Erja Lyytinen with yet another cover of the classic "It Hurts Me Too." I'll be looking for more from her.


Bill Samuel said...

Regarding Congressional pork - a major problem with the earmarks is that they do not go through a careful procedure of examination on the merits using a set of considered criteria. Rather, they are chosen based solely on political muscle.

Many of them do seem like worthwhile projects. But where should they stand on the priority list, and are they legitimate priorities for Federal spending vs. using resources from elsewhere, including the private sector that may benefit?

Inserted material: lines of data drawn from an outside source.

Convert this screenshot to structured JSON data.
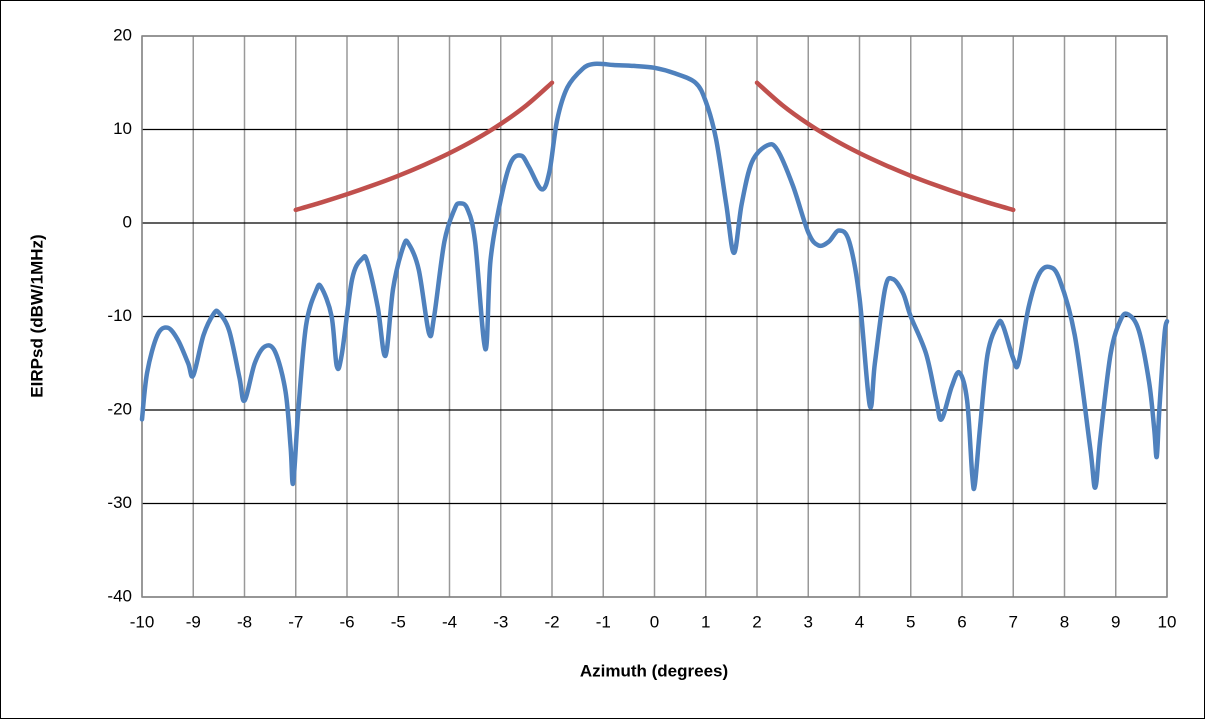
{
  "chart_data": {
    "type": "line",
    "xlabel": "Azimuth (degrees)",
    "ylabel": "EIRPsd (dBW/1MHz)",
    "xlim": [
      -10,
      10
    ],
    "xticks": [
      -10,
      -9,
      -8,
      -7,
      -6,
      -5,
      -4,
      -3,
      -2,
      -1,
      0,
      1,
      2,
      3,
      4,
      5,
      6,
      7,
      8,
      9,
      10
    ],
    "ylim": [
      -40,
      20
    ],
    "yticks": [
      -40,
      -30,
      -20,
      -10,
      0,
      10,
      20
    ],
    "grid": true,
    "series": [
      {
        "color": "#4f81bd",
        "x": [
          -10,
          -9.9,
          -9.7,
          -9.5,
          -9.3,
          -9.1,
          -9.0,
          -8.8,
          -8.6,
          -8.5,
          -8.3,
          -8.1,
          -8.0,
          -7.8,
          -7.6,
          -7.4,
          -7.2,
          -7.1,
          -7.05,
          -6.95,
          -6.8,
          -6.6,
          -6.5,
          -6.3,
          -6.2,
          -6.1,
          -5.9,
          -5.7,
          -5.6,
          -5.4,
          -5.25,
          -5.1,
          -4.9,
          -4.8,
          -4.6,
          -4.4,
          -4.3,
          -4.1,
          -3.9,
          -3.8,
          -3.65,
          -3.5,
          -3.3,
          -3.2,
          -3.0,
          -2.8,
          -2.6,
          -2.45,
          -2.2,
          -2.05,
          -1.9,
          -1.7,
          -1.4,
          -1.2,
          -1.0,
          -0.8,
          -0.4,
          0,
          0.4,
          0.8,
          1.0,
          1.2,
          1.4,
          1.55,
          1.7,
          1.9,
          2.2,
          2.4,
          2.7,
          3.0,
          3.2,
          3.4,
          3.6,
          3.8,
          4.0,
          4.2,
          4.3,
          4.5,
          4.65,
          4.85,
          5.0,
          5.3,
          5.5,
          5.6,
          5.8,
          5.95,
          6.1,
          6.2,
          6.25,
          6.35,
          6.5,
          6.7,
          6.8,
          7.0,
          7.1,
          7.3,
          7.5,
          7.7,
          7.9,
          8.2,
          8.5,
          8.6,
          8.7,
          8.9,
          9.1,
          9.25,
          9.45,
          9.65,
          9.75,
          9.8,
          9.85,
          9.95,
          10
        ],
        "values": [
          -21,
          -16,
          -12,
          -11.2,
          -12.5,
          -15,
          -16.3,
          -12,
          -9.7,
          -9.6,
          -11.5,
          -16.5,
          -19,
          -15,
          -13.2,
          -13.8,
          -18,
          -24,
          -27.8,
          -20,
          -11,
          -7.2,
          -6.9,
          -10,
          -15.3,
          -14,
          -6,
          -3.8,
          -4.2,
          -9,
          -14.2,
          -7,
          -2.5,
          -2.2,
          -5,
          -11.8,
          -10,
          -2,
          1.5,
          2.1,
          1.5,
          -2,
          -13.5,
          -4,
          2.5,
          6.5,
          7.2,
          6,
          3.6,
          5.5,
          11,
          14.5,
          16.5,
          17,
          17,
          16.9,
          16.8,
          16.6,
          16,
          15,
          13,
          9,
          2,
          -3.2,
          2,
          6.5,
          8.3,
          7.8,
          4,
          -1,
          -2.4,
          -2,
          -0.8,
          -2,
          -8,
          -19.5,
          -15,
          -7,
          -6,
          -7.5,
          -10,
          -14,
          -19,
          -21,
          -17.5,
          -16,
          -19,
          -27,
          -28,
          -22,
          -14,
          -10.8,
          -11,
          -14.5,
          -15,
          -9,
          -5.5,
          -4.7,
          -6,
          -12,
          -24,
          -28.3,
          -23,
          -14,
          -10.3,
          -9.8,
          -11.5,
          -17,
          -22,
          -25,
          -20,
          -12,
          -10.5
        ]
      },
      {
        "color": "#c0504d",
        "x": [
          -7,
          -6.5,
          -6,
          -5.5,
          -5,
          -4.5,
          -4,
          -3.5,
          -3,
          -2.5,
          -2,
          0,
          2,
          2.5,
          3,
          3.5,
          4,
          4.5,
          5,
          5.5,
          6,
          6.5,
          7
        ],
        "values": [
          1.4,
          2.2,
          3.07,
          4.02,
          5.05,
          6.2,
          7.47,
          8.92,
          10.6,
          12.58,
          15,
          null,
          15,
          12.58,
          10.6,
          8.92,
          7.47,
          6.2,
          5.05,
          4.02,
          3.07,
          2.2,
          1.4
        ]
      }
    ]
  }
}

I don't think legislative bodies are good grant-making agencies, certainly at the Federal level. One needs people with experience related to the type of project to evaluate proposals carefully. Executive agencies don't always do this well, but they certainly have the potential to organize themselves to do a decent job of it.

Johan Maurer said...

Bill: all good questions. In general, I think we should remember Bob Gill's dictum that "the problem is the problem"--too often our "solutions" are aimed at some anxiety, side issue, or diversion other than facing the main problem: discerning and funding worthwhile projects.